When the iPhone was announced in January 2007 I tried to envision the competitive response from Nokia. The method involved some knowledge of the product development cycle that I was faintly aware of.

Here is what I predicted:

  • 2007.There would be no response within the first year, meaning there would be no perceived threat of any kind. No process change, No roadmap changes and no business review. Apple is not considered a competitor.
  • 2008.There would be plans made to respond with press releases, dismissing the challenge as a non-threatening “positive” for the industry. No process changes, no product plan changes, no business model changes. Apple would not be considered a competitor except in “high end multimedia” (invisible in any of the segments Nokia uses to define markets).
  • 2009.In the third year, product development teams would be asked to begin roadmapping some of the hardware features that would keep Nokia ostensibly competitive (unfortunately for Nokia, hardware is not what sells iPhones). Results from these efforts would emerge in 18 to 24 months. Apple not considered a competitor except in “high end converged devices” (i.e. a few consumer segments/categories are considered vulnerable).
  • 2010.Realization that iPhone is a threat from new dimensions (user experience). Planning begins on reshaping the software base as a market-driven (not technology-driven) asset (5 year cycle). Apple begins to be evaluated as a competitor in devices and services, although still not compliant with current market definitions.
  • 2011.The realization that the iPhone competes as a platform. Planning begins on repositioning Symbian/Ovi. Products planned in 2009 begin shipping–this means first capacitive touch screens but crude, almost unusable software.
  • 2012.The realization that the iPhone is an integrated product and that integration is a key to competitiveness enters management consciousness. Planning begins on organizational change and a realignment of incentives to account for this new threat. Crude shuffling of internal assets and management musical chairs begins. Organizational change amounts to mostly new names for old departments. Touch screen phones with slightly better software begin shipping (similar in feel to Blackberry Storm from 2008). Incentives are added for employees (in across-the-board performance objectives) to hit user experience targets.

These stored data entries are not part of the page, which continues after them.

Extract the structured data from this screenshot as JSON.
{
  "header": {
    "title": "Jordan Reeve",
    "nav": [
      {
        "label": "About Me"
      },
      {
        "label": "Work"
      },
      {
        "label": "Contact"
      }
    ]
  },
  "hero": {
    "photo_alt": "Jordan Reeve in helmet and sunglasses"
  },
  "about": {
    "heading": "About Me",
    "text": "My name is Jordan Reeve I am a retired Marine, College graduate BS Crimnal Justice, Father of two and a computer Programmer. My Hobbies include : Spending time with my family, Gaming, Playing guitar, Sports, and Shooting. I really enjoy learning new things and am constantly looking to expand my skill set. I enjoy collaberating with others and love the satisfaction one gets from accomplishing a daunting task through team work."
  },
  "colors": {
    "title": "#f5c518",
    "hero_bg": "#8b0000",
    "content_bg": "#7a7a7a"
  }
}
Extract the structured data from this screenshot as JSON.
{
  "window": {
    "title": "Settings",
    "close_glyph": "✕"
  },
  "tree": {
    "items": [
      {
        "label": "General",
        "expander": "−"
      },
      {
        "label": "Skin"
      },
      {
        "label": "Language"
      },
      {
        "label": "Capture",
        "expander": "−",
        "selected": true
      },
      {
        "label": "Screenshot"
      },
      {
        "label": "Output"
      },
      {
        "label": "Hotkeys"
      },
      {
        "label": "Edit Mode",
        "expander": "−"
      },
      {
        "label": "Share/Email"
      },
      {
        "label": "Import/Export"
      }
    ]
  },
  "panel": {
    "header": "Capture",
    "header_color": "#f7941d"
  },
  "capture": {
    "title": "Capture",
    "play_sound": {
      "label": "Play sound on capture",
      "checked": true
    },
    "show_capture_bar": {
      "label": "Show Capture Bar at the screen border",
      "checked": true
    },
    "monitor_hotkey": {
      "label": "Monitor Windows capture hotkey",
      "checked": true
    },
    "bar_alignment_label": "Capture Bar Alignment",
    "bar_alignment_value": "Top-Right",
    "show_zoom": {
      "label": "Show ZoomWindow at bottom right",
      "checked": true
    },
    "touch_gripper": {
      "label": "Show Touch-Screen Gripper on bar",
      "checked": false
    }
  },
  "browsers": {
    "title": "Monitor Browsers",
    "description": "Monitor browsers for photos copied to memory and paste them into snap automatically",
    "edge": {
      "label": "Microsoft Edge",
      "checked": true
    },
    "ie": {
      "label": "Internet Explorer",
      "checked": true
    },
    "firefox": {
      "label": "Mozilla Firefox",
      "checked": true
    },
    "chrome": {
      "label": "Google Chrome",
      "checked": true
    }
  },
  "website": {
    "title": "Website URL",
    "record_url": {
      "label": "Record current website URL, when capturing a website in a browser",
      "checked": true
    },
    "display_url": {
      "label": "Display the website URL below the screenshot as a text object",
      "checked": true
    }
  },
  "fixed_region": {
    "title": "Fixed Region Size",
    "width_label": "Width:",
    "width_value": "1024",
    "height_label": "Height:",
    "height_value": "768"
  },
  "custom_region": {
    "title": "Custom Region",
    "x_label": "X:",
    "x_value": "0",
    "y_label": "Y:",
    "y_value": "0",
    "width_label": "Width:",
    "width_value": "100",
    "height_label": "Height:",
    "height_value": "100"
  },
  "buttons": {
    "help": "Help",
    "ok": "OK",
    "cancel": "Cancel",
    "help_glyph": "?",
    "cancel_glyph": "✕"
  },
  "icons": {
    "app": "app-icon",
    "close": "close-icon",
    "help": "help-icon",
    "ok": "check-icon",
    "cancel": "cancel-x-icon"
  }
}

  • 2013.Management begins planning a new organization structure that takes into consideration the fundamental causes of iPhone’s success: integration, software, user experience over the objections of sales and markets org that depends on shipping plastic to distributor. Another reorganization that is slightly more rational and aligned with the market is initiated. The plan is to have the assets in place by 2019 to compete effectively as a platform.
  • 2014.First products that are roughly comparable with iPhone version 1 begin shipping. The required software redesign started in 2010 is coupled with the integration efforts. Nokia’s response to the iPhone has begun.

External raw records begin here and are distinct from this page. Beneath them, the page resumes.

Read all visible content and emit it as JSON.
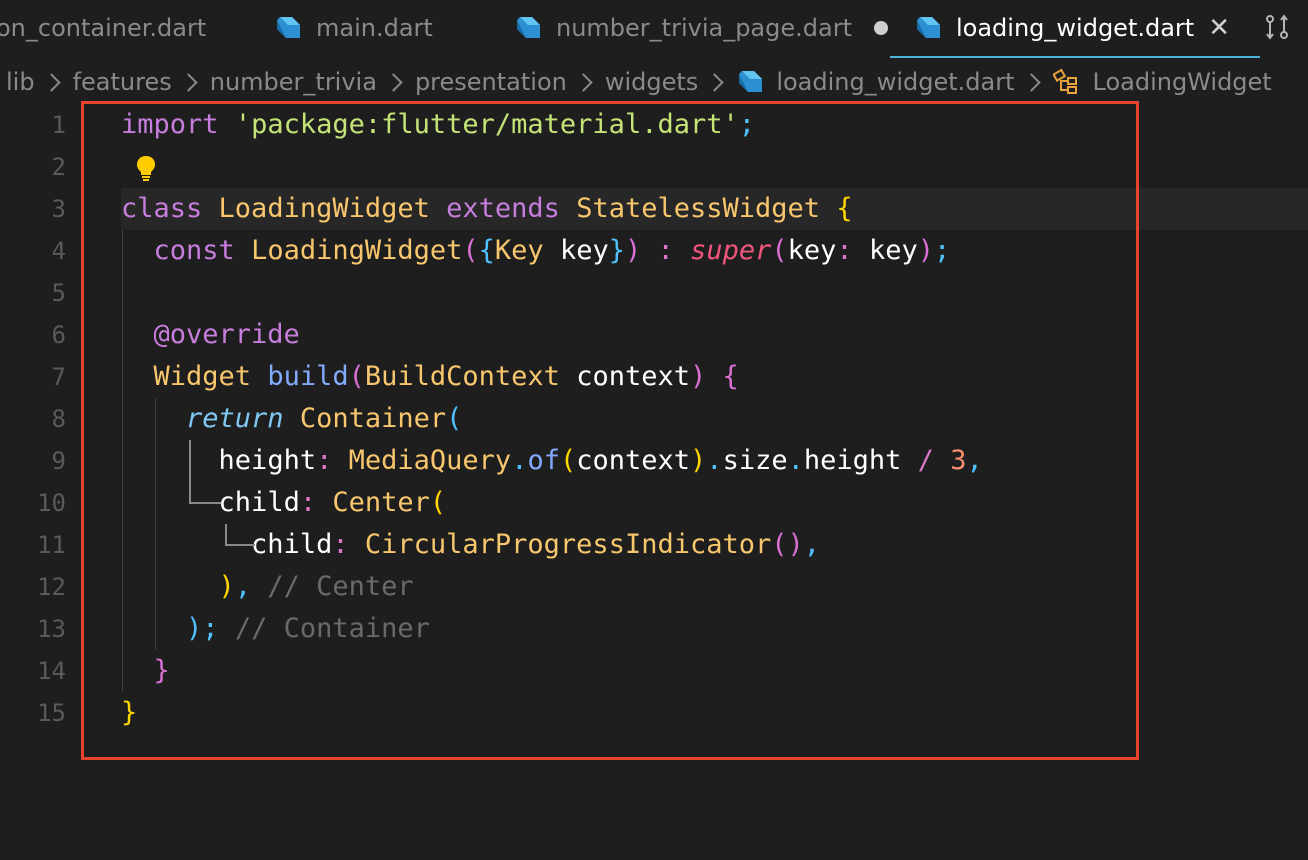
{
  "tabs": [
    {
      "label": "on_container.dart",
      "active": false
    },
    {
      "label": "main.dart",
      "active": false
    },
    {
      "label": "number_trivia_page.dart",
      "active": false,
      "unsaved": true
    },
    {
      "label": "loading_widget.dart",
      "active": true
    }
  ],
  "breadcrumb": [
    "lib",
    "features",
    "number_trivia",
    "presentation",
    "widgets",
    "loading_widget.dart",
    "LoadingWidget"
  ],
  "line_numbers": [
    "1",
    "2",
    "3",
    "4",
    "5",
    "6",
    "7",
    "8",
    "9",
    "10",
    "11",
    "12",
    "13",
    "14",
    "15"
  ],
  "code": {
    "l1": {
      "kw": "import",
      "str": "'package:flutter/material.dart'",
      "end": ";"
    },
    "l3": {
      "kw1": "class",
      "name": "LoadingWidget",
      "kw2": "extends",
      "base": "StatelessWidget",
      "brace": "{"
    },
    "l4": {
      "kw": "const",
      "name": "LoadingWidget",
      "p1": "(",
      "b1": "{",
      "type": "Key",
      "param": "key",
      "b2": "}",
      "p2": ")",
      "colon": ":",
      "sup": "super",
      "p3": "(",
      "arg": "key",
      "c2": ":",
      "val": "key",
      "p4": ")",
      "end": ";"
    },
    "l6": {
      "text": "@override"
    },
    "l7": {
      "type": "Widget",
      "fn": "build",
      "p1": "(",
      "ptype": "BuildContext",
      "pname": "context",
      "p2": ")",
      "brace": "{"
    },
    "l8": {
      "kw": "return",
      "name": "Container",
      "p": "("
    },
    "l9": {
      "prop": "height",
      "colon": ":",
      "cls": "MediaQuery",
      "dot1": ".",
      "fn": "of",
      "p1": "(",
      "arg": "context",
      "p2": ")",
      "dot2": ".",
      "prop2": "size",
      "dot3": ".",
      "prop3": "height",
      "op": "/",
      "num": "3",
      "comma": ","
    },
    "l10": {
      "prop": "child",
      "colon": ":",
      "cls": "Center",
      "p": "("
    },
    "l11": {
      "prop": "child",
      "colon": ":",
      "cls": "CircularProgressIndicator",
      "p": "()",
      "comma": ","
    },
    "l12": {
      "p": ")",
      "comma": ",",
      "comment": "// Center"
    },
    "l13": {
      "p": ")",
      "semi": ";",
      "comment": "// Container"
    },
    "l14": {
      "brace": "}"
    },
    "l15": {
      "brace": "}"
    }
  },
  "colors": {
    "background": "#1e1e1e",
    "highlight_border": "#e8432c",
    "active_tab_underline": "#4fb2d8"
  },
  "icons": {
    "file": "dart-file-icon",
    "symbol": "class-symbol-icon",
    "hint": "lightbulb-icon",
    "compare": "compare-changes-icon",
    "close": "close-icon"
  }
}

I tried to revisit the prediction to update it with anecdotal evidence but so far there has been little activity that has affected the trajectory.

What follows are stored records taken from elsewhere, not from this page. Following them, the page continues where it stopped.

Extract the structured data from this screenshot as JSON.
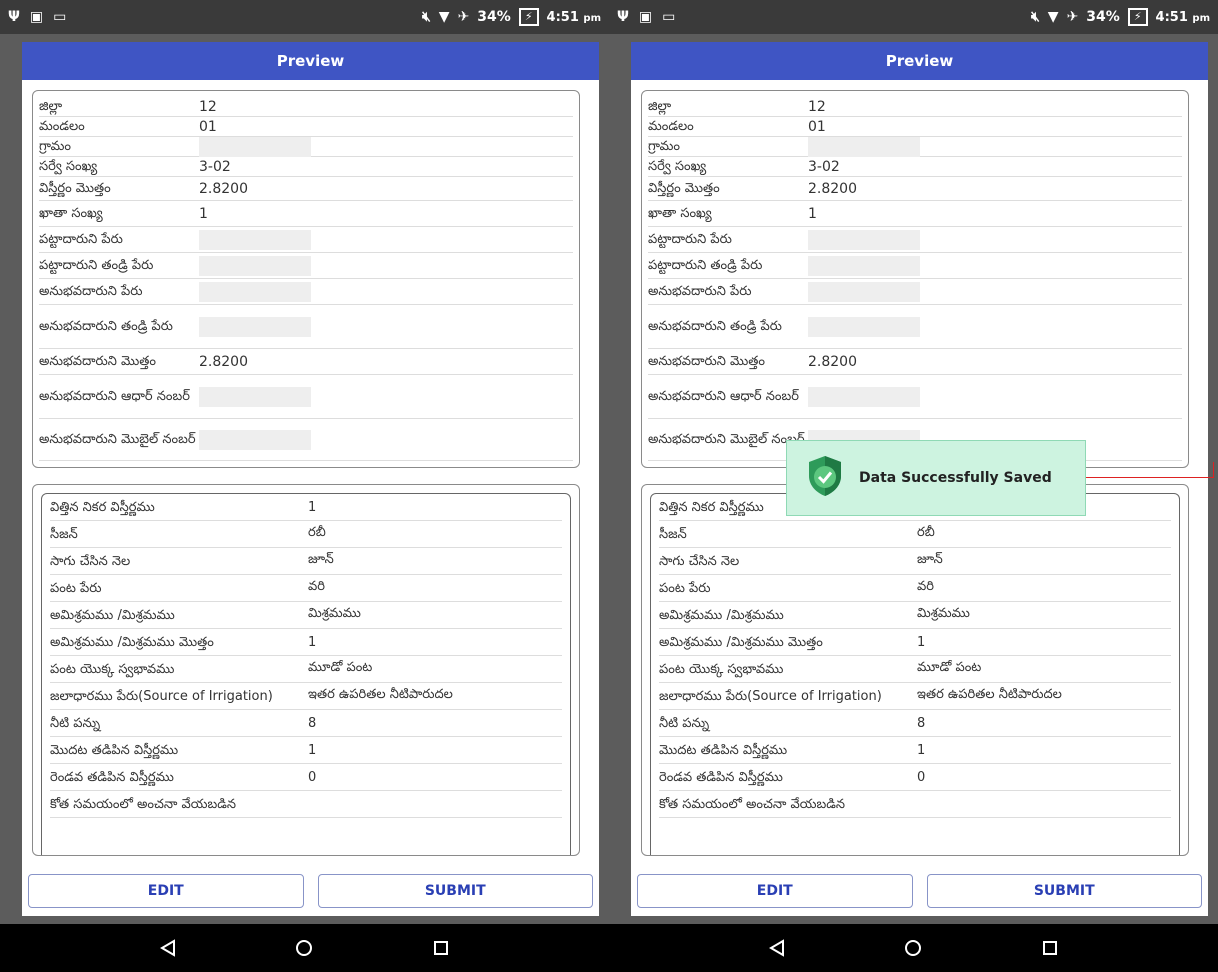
{
  "status": {
    "battery": "34%",
    "time": "4:51",
    "ampm": "pm"
  },
  "dialog": {
    "title": "Preview",
    "edit_label": "EDIT",
    "submit_label": "SUBMIT"
  },
  "land_details": [
    {
      "label": "జిల్లా",
      "value": "12"
    },
    {
      "label": "మండలం",
      "value": "01"
    },
    {
      "label": "గ్రామం",
      "value": ""
    },
    {
      "label": "సర్వే సంఖ్య",
      "value": "3-02"
    },
    {
      "label": "విస్తీర్ణం మొత్తం",
      "value": "2.8200"
    },
    {
      "label": "ఖాతా సంఖ్య",
      "value": "1"
    },
    {
      "label": "పట్టాదారుని పేరు",
      "value": ""
    },
    {
      "label": "పట్టాదారుని తండ్రి పేరు",
      "value": ""
    },
    {
      "label": "అనుభవదారుని పేరు",
      "value": ""
    },
    {
      "label": "అనుభవదారుని తండ్రి పేరు",
      "value": ""
    },
    {
      "label": "అనుభవదారుని మొత్తం",
      "value": "2.8200"
    },
    {
      "label": "అనుభవదారుని ఆధార్ నంబర్",
      "value": ""
    },
    {
      "label": "అనుభవదారుని మొబైల్ నంబర్",
      "value": ""
    }
  ],
  "crop_details": [
    {
      "label": "విత్తిన నికర విస్తీర్ణము",
      "value": "1"
    },
    {
      "label": "సీజన్",
      "value": "రబీ"
    },
    {
      "label": "సాగు చేసిన నెల",
      "value": "జూన్"
    },
    {
      "label": "పంట పేరు",
      "value": "వరి"
    },
    {
      "label": "అమిశ్రమము /మిశ్రమము",
      "value": "మిశ్రమము"
    },
    {
      "label": "అమిశ్రమము /మిశ్రమము మొత్తం",
      "value": "1"
    },
    {
      "label": "పంట యొక్క స్వభావము",
      "value": "మూడో పంట"
    },
    {
      "label": "జలాధారము పేరు(Source of Irrigation)",
      "value": "ఇతర ఉపరితల నీటిపారుదల"
    },
    {
      "label": "నీటి పన్ను",
      "value": "8"
    },
    {
      "label": "మొదట తడిపిన విస్తీర్ణము",
      "value": "1"
    },
    {
      "label": "రెండవ తడిపిన విస్తీర్ణము",
      "value": "0"
    },
    {
      "label": "కోత సమయంలో అంచనా వేయబడిన",
      "value": ""
    }
  ],
  "toast": {
    "message": "Data Successfully Saved"
  },
  "colors": {
    "title_bar": "#3f55c4",
    "toast_bg": "#cdf3e0",
    "shield": "#2e9b5a"
  }
}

  1. Note 1: Whether an iPhone v1.0 shipping in 2014 would be competitive is left as an exercise to the reader.
  2. Note 2: The N97 shipping in 2009 is the result of work begun in 2007, it has had no influence at all from the iPhone.
  3. Note 3: The Microsoft response cycle is slightly shorter (perhaps 5 years vs. 7) but they lose a year in efforts to integrate with licensees. As neither MSFT nor GOOG are able to integrate products, they will never be able to actually deliver a competitive product. In this regard, Nokia has an advantage.
  4. Note 4: The key takeaway from this analysis is that the industry standard product cycle for an integrated, platform based product is 5 to 8 years and if one competitor can achieve a 2 to 3 year cycle, then the more nimble competitor can “turn inside” the industry and, within two cycles, dominate it. Although smaller competitors are able to turn product faster, they are usually unable to sustain the platform heavy lifting (which takes an order of magnitude more effort/assets).